Play autograph bingo by creating some unusual bingo cards. Instead of numbers, write short statements in the squares such as “under 30 years old,” “hates chocolate” and “favorite color is red.” Participants walk around the room and try to find someone who meets one of the criteria on the card. After finding such a person, they ask him to initial that square on the bingo card. The first person to get a bingo wins.
You can also ask participants to fill the entire card. In a school environment, this is a good classroom activity for the first day of school or for a training in which employees from different campuses come together.
Ask up to ten adults to stand in a circle and put their hands in the middle. Everyone must grab someone else’s hands. The rules are that the person cannot grab the hand of a person standing next to him, nor can he grab both of someone’s hands. Once everyone has a firm grip on each other’s hands, the goal is to try to untangle the knot without anyone releasing another person’s hand. At the end, the group should once again be standing in a circle.
This teambuilding activity is good for small groups who know each other well, such as the administrative team or a departmental team. This activity forces people to solve a stressful problem in close proximity—an excellent way to become comfortable with common school challenges.
Place a variety of toys or other objects in a clear area approximately fifteen feet long and eight feet wide. This is the minefield. Blindfold one person in a group that is working on building team communication skills. Choose a person to be the blindfolded person’s partner. The partner must stand at the opposite end of the minefield and communicate to the blindfolded person how to get to the other end without setting off a mine—stepping on an object. You may want to increase the tension of the activity by setting a time limit.
Both students and school personnel can enjoy and benefit from this game as solving communication problems can increase productivity in classrooms and the school as a whole.

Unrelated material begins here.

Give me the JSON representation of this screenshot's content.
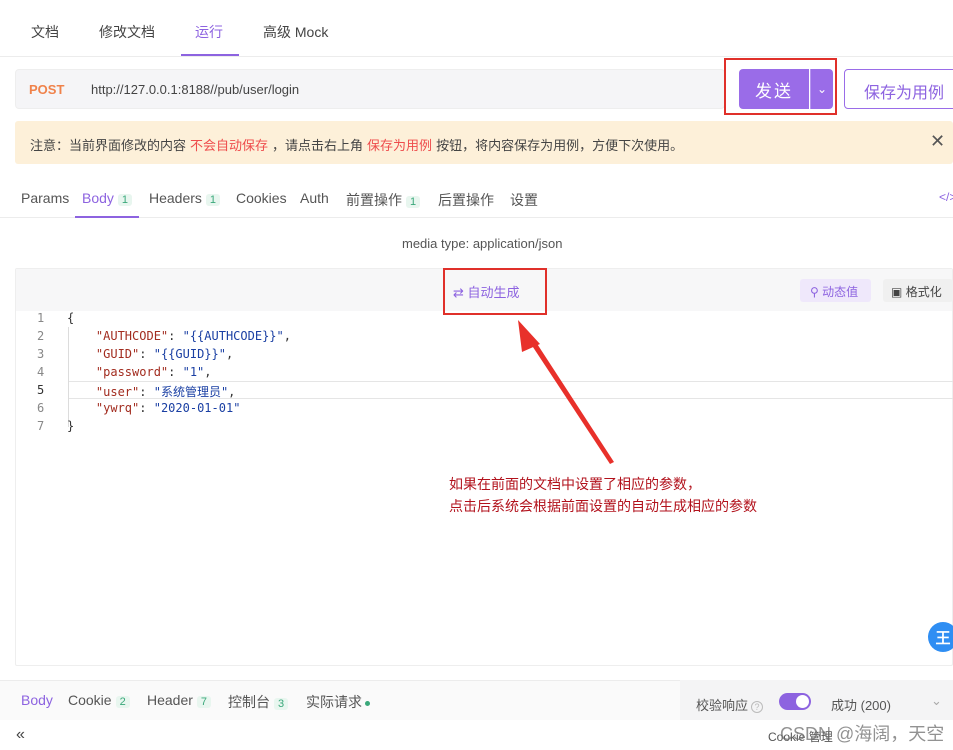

Divide the class or meeting participants into groups of four or five. Provide each group with twenty straws, five pieces of string (two-inches long) and a three-inch piece of tape. Challenge each group to build the highest tower possible within fifteen minutes.
Students and teachers alike will enjoy competing to win this competition. This activity provides the opportunity for teachers to teach student teams how to work together cooperatively, and is an excellent way for teachers to get an insider’s view of cooperative learning difficulties that their students may face.